11. Common Mistakes We Made (So You Don't Have To)
- Setting requests equal to limits everywhere. This maximizes "safety" but guarantees you pay for peak capacity permanently.
- Copy-pasting resource specs between services. A resource spec tuned for one workload's traffic pattern is almost never correct for another.
- Right-sizing once and never again. Traffic patterns and code change. We now re-run our right-sizing review quarterly, not as a one-time cleanup project.
- Ignoring init containers and sidecars. Service mesh proxies and logging sidecars often carried default resource requests nobody ever revisited — small individually, significant in aggregate across hundreds of pods.
- Trusting averages over percentiles. Average CPU usage looked fine on paper while p95 usage was quietly triggering throttling during real traffic spikes.
- Rolling out VPA in Auto mode without observation first. Let it recommend before you let it act.
12. Best Practices Checklist
Use this as a working checklist for your own cluster:
- [ ] Instrument every namespace with Prometheus and build a requested-vs-actual dashboard in Grafana.
- [ ] Calculate p95 usage over a 2-4 week window before setting any resource spec.
- [ ] Set CPU requests based on p95 usage plus a 15-20% buffer.
- [ ] Avoid tight CPU limits on latency-sensitive services; prefer tuning the request instead.

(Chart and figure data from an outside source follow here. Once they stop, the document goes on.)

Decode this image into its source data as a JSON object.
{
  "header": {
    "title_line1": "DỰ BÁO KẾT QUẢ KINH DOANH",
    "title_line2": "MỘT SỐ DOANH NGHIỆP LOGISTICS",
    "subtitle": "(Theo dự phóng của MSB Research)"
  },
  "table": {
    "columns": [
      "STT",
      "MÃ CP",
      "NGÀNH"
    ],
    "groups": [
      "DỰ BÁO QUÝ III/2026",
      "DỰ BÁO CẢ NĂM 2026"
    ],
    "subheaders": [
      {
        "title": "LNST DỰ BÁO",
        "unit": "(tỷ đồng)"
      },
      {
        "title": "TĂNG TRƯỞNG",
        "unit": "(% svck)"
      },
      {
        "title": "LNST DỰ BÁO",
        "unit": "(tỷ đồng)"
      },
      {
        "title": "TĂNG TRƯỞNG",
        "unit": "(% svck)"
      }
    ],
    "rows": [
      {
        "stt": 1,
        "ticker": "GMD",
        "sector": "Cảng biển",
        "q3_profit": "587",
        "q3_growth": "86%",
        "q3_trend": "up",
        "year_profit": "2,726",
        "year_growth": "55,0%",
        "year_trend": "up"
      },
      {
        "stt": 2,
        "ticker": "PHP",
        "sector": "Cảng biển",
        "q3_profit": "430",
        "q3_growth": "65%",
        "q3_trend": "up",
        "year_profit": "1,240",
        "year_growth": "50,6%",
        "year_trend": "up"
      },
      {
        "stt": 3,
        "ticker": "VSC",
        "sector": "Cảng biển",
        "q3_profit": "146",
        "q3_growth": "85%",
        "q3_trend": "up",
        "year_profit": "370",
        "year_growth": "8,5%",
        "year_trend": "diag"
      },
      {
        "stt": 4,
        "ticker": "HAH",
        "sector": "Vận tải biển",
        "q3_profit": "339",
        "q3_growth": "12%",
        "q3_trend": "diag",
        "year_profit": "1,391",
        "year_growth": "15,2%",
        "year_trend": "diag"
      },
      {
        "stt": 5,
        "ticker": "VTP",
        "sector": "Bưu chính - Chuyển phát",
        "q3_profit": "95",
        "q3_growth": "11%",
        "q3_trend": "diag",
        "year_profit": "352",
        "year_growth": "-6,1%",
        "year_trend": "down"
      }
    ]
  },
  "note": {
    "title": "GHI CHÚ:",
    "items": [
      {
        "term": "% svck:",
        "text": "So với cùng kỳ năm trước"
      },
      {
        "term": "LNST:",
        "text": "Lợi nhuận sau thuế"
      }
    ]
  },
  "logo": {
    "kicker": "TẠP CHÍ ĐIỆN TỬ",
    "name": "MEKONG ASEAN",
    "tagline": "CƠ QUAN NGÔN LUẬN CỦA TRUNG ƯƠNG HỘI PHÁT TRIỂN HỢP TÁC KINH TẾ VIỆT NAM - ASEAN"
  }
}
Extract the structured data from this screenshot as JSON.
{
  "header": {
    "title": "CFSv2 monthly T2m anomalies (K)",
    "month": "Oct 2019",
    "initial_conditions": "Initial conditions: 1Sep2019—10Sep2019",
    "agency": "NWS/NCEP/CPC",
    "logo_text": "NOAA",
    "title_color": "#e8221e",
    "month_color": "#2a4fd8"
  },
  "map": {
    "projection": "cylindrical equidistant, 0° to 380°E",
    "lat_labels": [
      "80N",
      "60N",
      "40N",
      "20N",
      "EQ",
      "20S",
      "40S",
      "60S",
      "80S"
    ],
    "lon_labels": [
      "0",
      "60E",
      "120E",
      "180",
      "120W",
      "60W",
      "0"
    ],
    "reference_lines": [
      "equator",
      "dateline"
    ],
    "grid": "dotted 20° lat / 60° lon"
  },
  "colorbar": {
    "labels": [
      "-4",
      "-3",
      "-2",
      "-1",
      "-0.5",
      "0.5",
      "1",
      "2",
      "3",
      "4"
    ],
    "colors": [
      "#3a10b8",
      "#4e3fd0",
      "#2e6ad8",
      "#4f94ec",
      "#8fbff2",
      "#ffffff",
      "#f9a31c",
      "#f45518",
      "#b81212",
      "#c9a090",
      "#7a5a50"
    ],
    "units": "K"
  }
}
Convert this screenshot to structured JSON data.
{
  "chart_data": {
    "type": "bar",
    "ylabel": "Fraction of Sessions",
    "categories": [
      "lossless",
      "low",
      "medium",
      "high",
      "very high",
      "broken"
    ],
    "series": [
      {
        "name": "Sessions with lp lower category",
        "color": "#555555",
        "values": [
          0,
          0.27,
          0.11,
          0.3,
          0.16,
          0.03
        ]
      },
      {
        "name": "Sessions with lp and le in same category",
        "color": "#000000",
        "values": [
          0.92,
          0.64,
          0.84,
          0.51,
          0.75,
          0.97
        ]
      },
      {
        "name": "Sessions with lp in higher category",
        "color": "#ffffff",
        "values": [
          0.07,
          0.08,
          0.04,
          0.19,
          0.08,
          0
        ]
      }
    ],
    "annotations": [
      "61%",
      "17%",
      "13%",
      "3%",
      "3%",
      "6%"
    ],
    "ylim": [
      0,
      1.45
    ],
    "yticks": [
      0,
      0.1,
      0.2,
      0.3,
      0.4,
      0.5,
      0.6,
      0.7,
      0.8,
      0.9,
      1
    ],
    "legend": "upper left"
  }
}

- [ ] Set memory requests and limits carefully — memory overruns kill pods instantly, so build in a real buffer.
- [ ] Run VPA in recommendation-only mode before enabling Auto updates.
- [ ] Use HPA for traffic-driven scaling, VPA for per-pod sizing, and let Cluster Autoscaler do its job on top of both.
- [ ] Review resource specs quarterly, not once.
- [ ] Give every engineering team visibility into their own namespace's cost and utilization.
- [ ] Treat cost optimization and performance optimization as the same initiative, not competing priorities.
13. Final Thoughts
Kubernetes cost optimization isn't a one-time project you finish and check off a list. It's closer to gardening than construction — you plant good defaults, you monitor growth, and you prune regularly, because usage patterns drift and defaults get copy-pasted into new services faster than anyone remembers to question them.
The good news is that the tools for doing this well are mature, well-documented, and largely already sitting in your cluster: Prometheus and Grafana for visibility, VPA and HPA for automated tuning, Cluster Autoscaler for infrastructure-level efficiency, and a FinOps culture that makes cost visible to the people actually writing the resource specs.
We went from a 34% unexplained cost spike to a 34% cost reduction, with better latency as a side effect — not because we found some exotic optimization technique, but because we finally looked closely at the gap between what we were reserving and what we were actually using.
If there's one habit worth adopting from this whole story, it's this: before you write a resource request into a YAML file, ask what data it's based on. If the honest answer is "I guessed," that's exactly where your next round of savings is hiding.